Health: Alcoholic? Me?
Tuesday 30 December 1997
Why should I take drinking advice from a doctor?
Good point. An alcoholic, or so the adage goes, is someone who drinks more than his doctor. But if you don't mind the hypocrisy, your GP may at least have some insight in it, which is more than you can say for most illnesses.
Do alcoholic doctors differ from other heavy drinkers?
We tend to hide it better. If medical training teaches you anything, it's how to appear competent with a distillery coursing through your veins. All you need is a stout nurse to lean against and a packet of extra-strong mints. The mints, of course, don't mask the smell, any more than talc covers unwashed genitals, but doctors, like all professionals, can rely on their status to conceal drink problems. Most hospitals have one surgeon who's a bit shaky first thing without a couple of sharpeners to warm him up.
How does alcohol work?
The precise reason why two atoms of carbon, six hydrogens and an oxygen should combine to make you microwave the cat is not fully understood. Alcohol is absorbed into your bloodstream from the stomach and small intestine. This absorption is speeded up if you drink on an empty stomach, and if the alcoholic content of the drink is between 20 and 30 per cent. Thus a surfeit of preprandial sherry can wipe you out before the hors-d'oeuvre.
Alcohol is highly water soluble, and since 70 per cent of the body is water it gets pretty much everywhere. This explains the depressing list of side-effects, eg anxiety, depression, insomnia, dementia, gastritis, oesophagitis, cirrhosis, blackouts, fits, burning legs, chest pains, bronchitis, pneumonia, back-ache, rheumatism, gout, obesity, infertility and acne.
The only place alcohol doesn't go is fat.
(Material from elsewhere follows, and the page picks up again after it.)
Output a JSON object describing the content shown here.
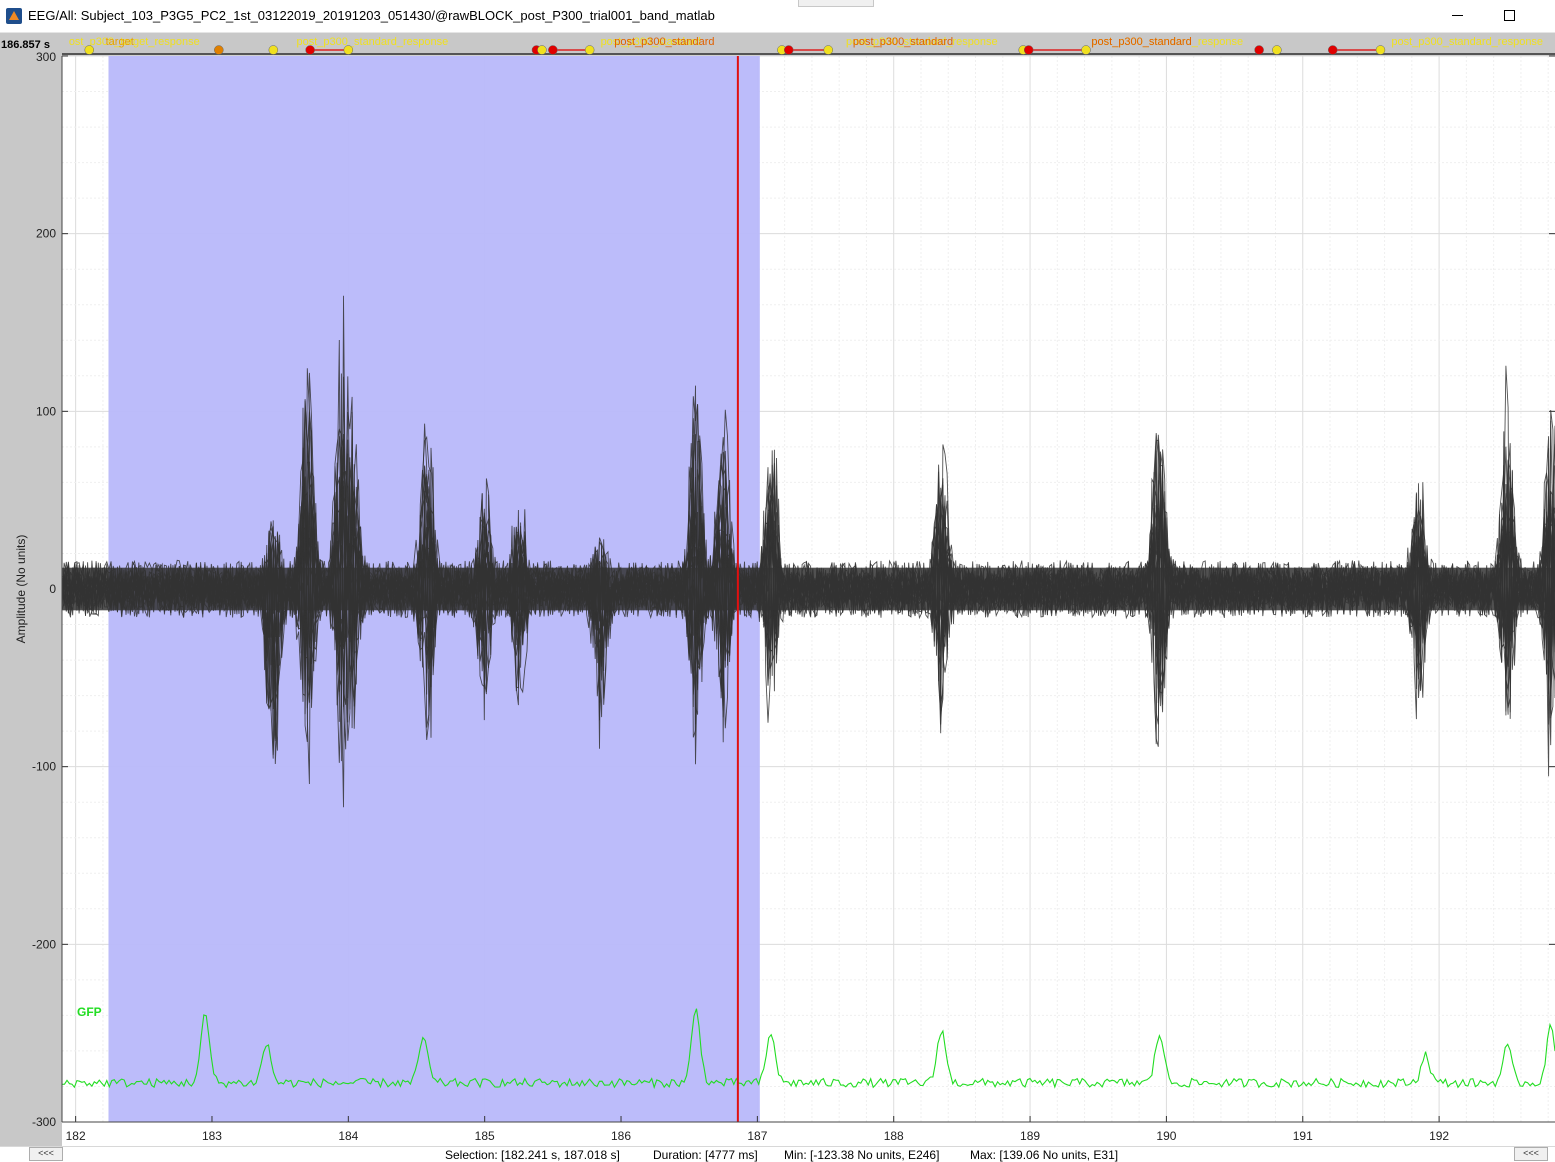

Since women have more of it than men and a smaller fluid volume, alcohol tends to concentrate more in their blood. When it reaches the brain, alcohol alters cell membranes and neuro-transmitter function. If this disruption reaches a critical level, you start singing "Ee-oh Tinky Winky" with pants at your ankles.
Although your liver works very hard to stop you making a prat of yourself, the enzymes that metabolise alcohol quickly get saturated, so you can't get rid of the stuff any faster no matter how much coffee you drink and hearty breakfasts you eat. Hence you can still be over the limit on the morning red-eye into work.
Is alcohol a euphoriant or a depressant?
It can be either, depending on how much you drink and your mood when you started. Euphoria can start at a blood alcohol level of 30mg/ 100 ml and leads to the sort of disinhibition that can have such disastrous effects when it extends to the operation of heavy machinery. In a simulated driving test, bus drivers with alcohol levels of 50mg/ 100 ml (still below the legal limit) thought they could drive through obstacles that were too narrow. Such calamities are followed by a profound sense of melancholy and a wish to run away and hide. At 160-200 mg/ml, most of us slur our speech, fall over and pass out. At 400mg/ml, we usually die.
Am I an alcoholic?
Aside from using your GP as a bench-mark, the best person to ask is the one closest to you. Dependence on alcohol can be psychological, when the habit becomes so deeply ingrained that the mere thought of stopping induces outright panic, or physical, when abstinence results in morning shakes, nausea and dry heaves. But the crucial question with alcohol is whether you can control the beast. Can you have a week off without crawling up the wall? If not, get help.
How much is safe?
The recently up-voted safe limit guidelines (21 units spread over the week for women, 28 for men) seem generous until you realise that a unit is only a half of ordinary-strength ale, a glass of wine, half a glass of fortified wine or a tot of spirits. So Miss Sensible should limit herself to a small sherry every eight hours. Party on.
Now the good news please
A couple of drinks a day cuts your risk of premature heart disease by up to 20 per cent. Alas, you can get the same result with unfortified grape juice. Happy New Year.